Vladimir Miloserdov, an agriculture expert who grew up on a collective farm during the Soviet era, worries about the effect the ban will have on Russia’s poor. “Peasants have always been second-class citizens – during the czarist era, during the Soviet era, and still today,” he told the New York Times earlier this month.

Most experts seem to agree that the food ban is bad for all parties involved; and analysts “have predicted that key sectors of finance, defense, and energy that have been targeted will suffer isolation from the West,” according to The Guardian. “Self-dependence and doing everything on your own soil, that didn’t work even in medieval times,” an independent defense analyst, Pavel Felgenhauer, told The Guardian.

Meanwhile, Russia remains steadfast. Speaking of the U.S. sanctions, Russia’s Foreign Ministry merely commented that, “Such decisions by Washington can do nothing but further aggravate U.S.-Russian relations and create and utterly unfavorable environment in international affairs, where cooperation between our states often plays a decisive role,” per The Guardian.

Another Russian official, Alexei Pushkov, who serves as Chair of the Russian parliament’s foreign affairs committee, wrote in a tweet: “Obama won’t go into history as a peacemaker — everyone has already forgotten about his Nobel Peace Prize — but as the U.S. President who started a new cold war.”

The Washington Post notes that Russia’s food ban is particularly detrimental to the country’s “café society,” a term which describes foodies, restauranteurs, and the many frequenters of Russian cafés, a group which Putin has long viewed with suspicion. Indeed, in a second blow to “café culture,” Russia’s prime minister Dmitry Medvedev announced a ban on Wifi access in public spaces the day after the food ban was announced. The message, The Post notes, is clear: “You can no longer sit around in your cafés.”

Restauranteurs have thus far had the strongest reactions to the food ban, and worry about how prices and customers will be affected. “We’ll do our best to survive … I can’t imagine how some restaurants and cafés can exist under the circumstances,” said Alexei Paperny, who owns a popular café, the Children of Paradise, in Moscow. Paperny and many other participants of the café society have likened the food ban to “Russian sanctions against Russians,” according to the Chicago Tribune.

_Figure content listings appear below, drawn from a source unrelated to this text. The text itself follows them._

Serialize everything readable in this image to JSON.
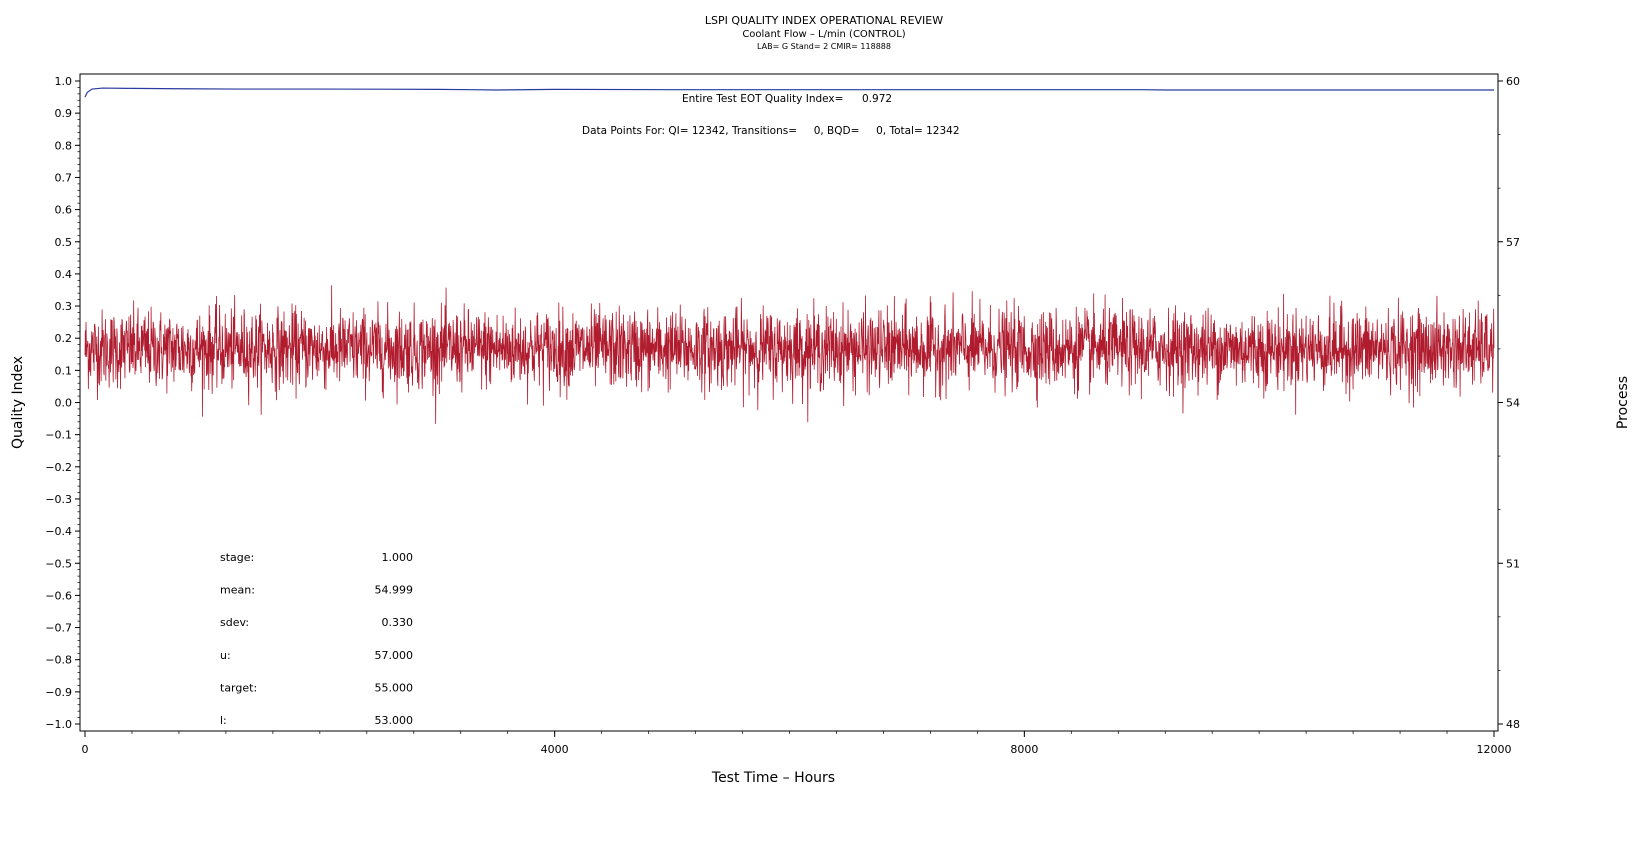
{
  "header": {
    "title": "LSPI QUALITY INDEX OPERATIONAL REVIEW",
    "subtitle": "Coolant Flow – L/min (CONTROL)",
    "info": "LAB= G Stand= 2 CMIR= 118888"
  },
  "chart_data": {
    "type": "line",
    "xlabel": "Test Time – Hours",
    "ylabel": "Quality Index",
    "y2label": "Process",
    "xlim": [
      0,
      12000
    ],
    "ylim": [
      -1.0,
      1.0
    ],
    "y2lim": [
      48,
      60
    ],
    "x_ticks": [
      "0",
      "4000",
      "8000",
      "12000"
    ],
    "x_tick_values": [
      0,
      4000,
      8000,
      12000
    ],
    "y_ticks": [
      "1.0",
      "0.9",
      "0.8",
      "0.7",
      "0.6",
      "0.5",
      "0.4",
      "0.3",
      "0.2",
      "0.1",
      "0.0",
      "−0.1",
      "−0.2",
      "−0.3",
      "−0.4",
      "−0.5",
      "−0.6",
      "−0.7",
      "−0.8",
      "−0.9",
      "−1.0"
    ],
    "y_tick_values": [
      1.0,
      0.9,
      0.8,
      0.7,
      0.6,
      0.5,
      0.4,
      0.3,
      0.2,
      0.1,
      0.0,
      -0.1,
      -0.2,
      -0.3,
      -0.4,
      -0.5,
      -0.6,
      -0.7,
      -0.8,
      -0.9,
      -1.0
    ],
    "y2_ticks": [
      "60",
      "57",
      "54",
      "51",
      "48"
    ],
    "y2_tick_values": [
      60,
      57,
      54,
      51,
      48
    ],
    "series": [
      {
        "role": "quality-index",
        "color": "#2a3a9e",
        "axis": "left",
        "x": [
          0,
          20,
          60,
          150,
          400,
          800,
          1300,
          2000,
          3000,
          3300,
          3500,
          4000,
          5000,
          6000,
          7000,
          8000,
          9000,
          9200,
          10000,
          11000,
          12000
        ],
        "y": [
          0.95,
          0.965,
          0.975,
          0.978,
          0.977,
          0.976,
          0.975,
          0.975,
          0.974,
          0.973,
          0.972,
          0.974,
          0.973,
          0.973,
          0.973,
          0.973,
          0.973,
          0.972,
          0.972,
          0.972,
          0.972
        ]
      },
      {
        "role": "process",
        "color": "#b01b2e",
        "axis": "right",
        "x_start": 0,
        "x_end": 12000,
        "mean": 54.999,
        "sdev": 0.33,
        "min_observed": 53.6,
        "max_observed": 56.3
      }
    ],
    "annotations": {
      "eot_label": "Entire Test EOT Quality Index=",
      "eot_value": "0.972",
      "data_points": "Data Points For: QI= 12342, Transitions=     0, BQD=     0, Total= 12342"
    },
    "stats": [
      {
        "label": "stage:",
        "value": "1.000"
      },
      {
        "label": "mean:",
        "value": "54.999"
      },
      {
        "label": "sdev:",
        "value": "0.330"
      },
      {
        "label": "u:",
        "value": "57.000"
      },
      {
        "label": "target:",
        "value": "55.000"
      },
      {
        "label": "l:",
        "value": "53.000"
      }
    ]
  }
}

Others argue that it’s not just Russia’s café society that will be affected by the ban. “Putin’s aim with these measures is to put pressure on the dollar and try to stimulate domestic producers but it will hurt ordinary people in the meantime and there’s no guarantee it will work,” said Chris Wynne, CEO of Papa John’s pizza chain, who said he may have to halt expansion plans in Russia following the food ban’s announcement.

Historically, too, it has been the poorer classes of Russian society that have suffered most from times of scarcity, Bloomberg notes. The wealthiest citizens, Bloomberg notes, always ate and drank well, thanks to the proliferation of the black market during former Soviet era bans, a market which seems to have re-emerged since the food ban began, according to NPR.

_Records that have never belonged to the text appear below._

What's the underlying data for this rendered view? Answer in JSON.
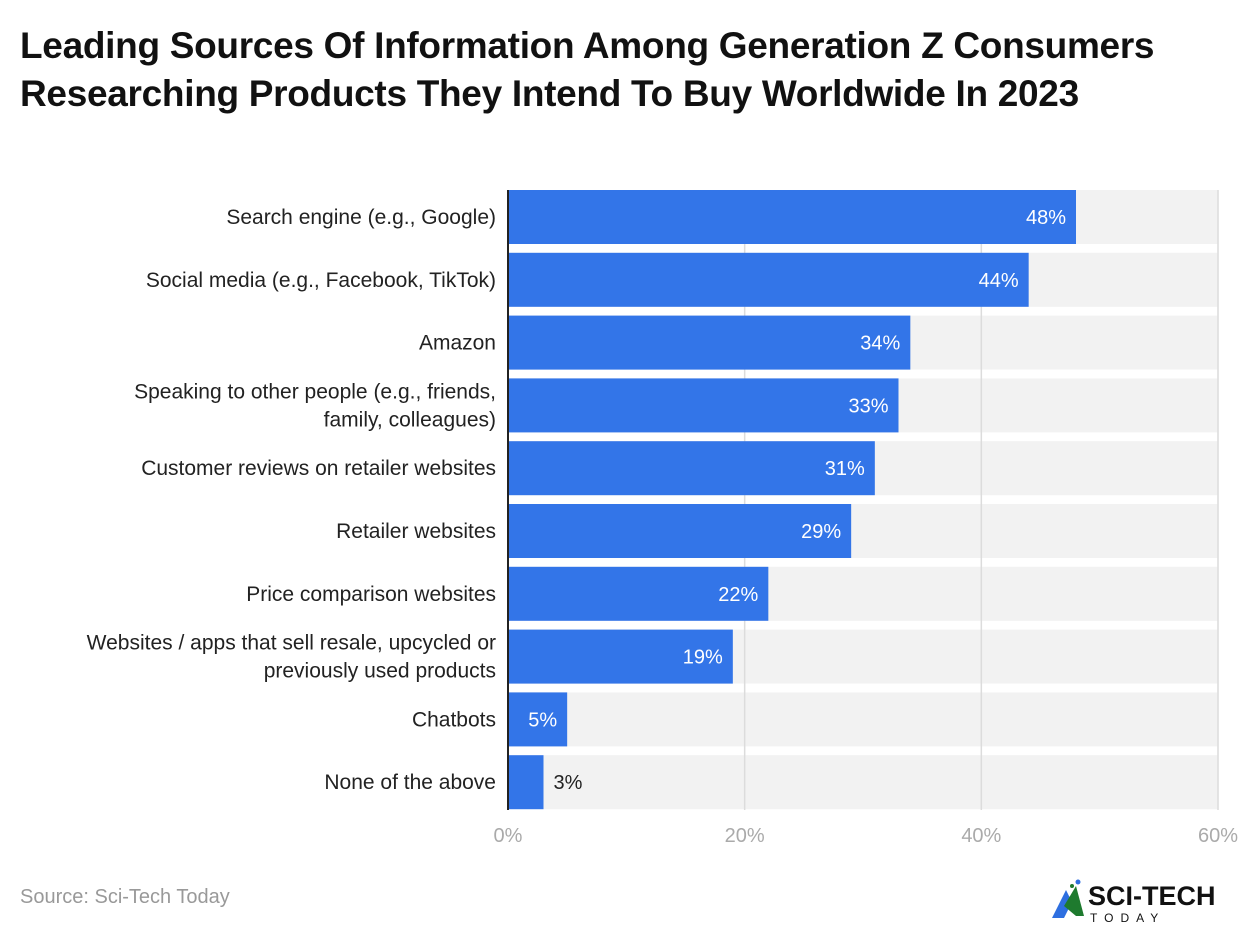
{
  "chart_data": {
    "type": "bar",
    "orientation": "horizontal",
    "title": "Leading Sources Of Information Among Generation Z Consumers Researching Products They Intend To Buy Worldwide In 2023",
    "categories": [
      [
        "Search engine (e.g., Google)"
      ],
      [
        "Social media (e.g., Facebook, TikTok)"
      ],
      [
        "Amazon"
      ],
      [
        "Speaking to other people (e.g., friends,",
        "family, colleagues)"
      ],
      [
        "Customer reviews on retailer websites"
      ],
      [
        "Retailer websites"
      ],
      [
        "Price comparison websites"
      ],
      [
        "Websites / apps that sell resale, upcycled or",
        "previously used products"
      ],
      [
        "Chatbots"
      ],
      [
        "None of the above"
      ]
    ],
    "values": [
      48,
      44,
      34,
      33,
      31,
      29,
      22,
      19,
      5,
      3
    ],
    "data_labels": [
      "48%",
      "44%",
      "34%",
      "33%",
      "31%",
      "29%",
      "22%",
      "19%",
      "5%",
      "3%"
    ],
    "xlim": [
      0,
      60
    ],
    "x_ticks": [
      "0%",
      "20%",
      "40%",
      "60%"
    ],
    "x_tick_values": [
      0,
      20,
      40,
      60
    ],
    "grid": true,
    "bar_color": "#3375E8",
    "track_color": "#F2F2F2"
  },
  "footer": {
    "source": "Source: Sci-Tech Today",
    "logo_text": "SCI-TECH TODAY"
  }
}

Mikhail Anshakov, the head of the Society of the Protection of Consumer Rights, notes that one of Russia’s biggest challenges is coming, and fast. Winter in Russia effectively means that most of the country freezes solid, and the country’s dairy industry isn’t big enough to sustain the nation through the winter, meaning that milk is likely to go scarce, and soon.

“Russia cannot provide itself with dairy products, fish, vegetables and other types of food,” Anshakov said. “Self-imposed sanctions under these circumstances were madness.”

But despite the ban’s affect on rural areas, many lower and middle-class Russians support the ban, or are indifferent, claiming that it won’t affect them. “I buy Russian cheese and grow vegetables in the garden,” said teacher Olga Safonova in an interview with Bloomberg, and according to the Chicago Tribune, an independent poll conducted by the Levada Center revealed that 76 percent of Russians agree with the government’s plans; granted, the polls was conducted just before the trade sanctions were announced.

Only time will tell how dramatic the food ban’s effect will be on Russians and Europeans alike, though it seems that one thing is certain: Russia is headed stoutly in the direction of isolationism.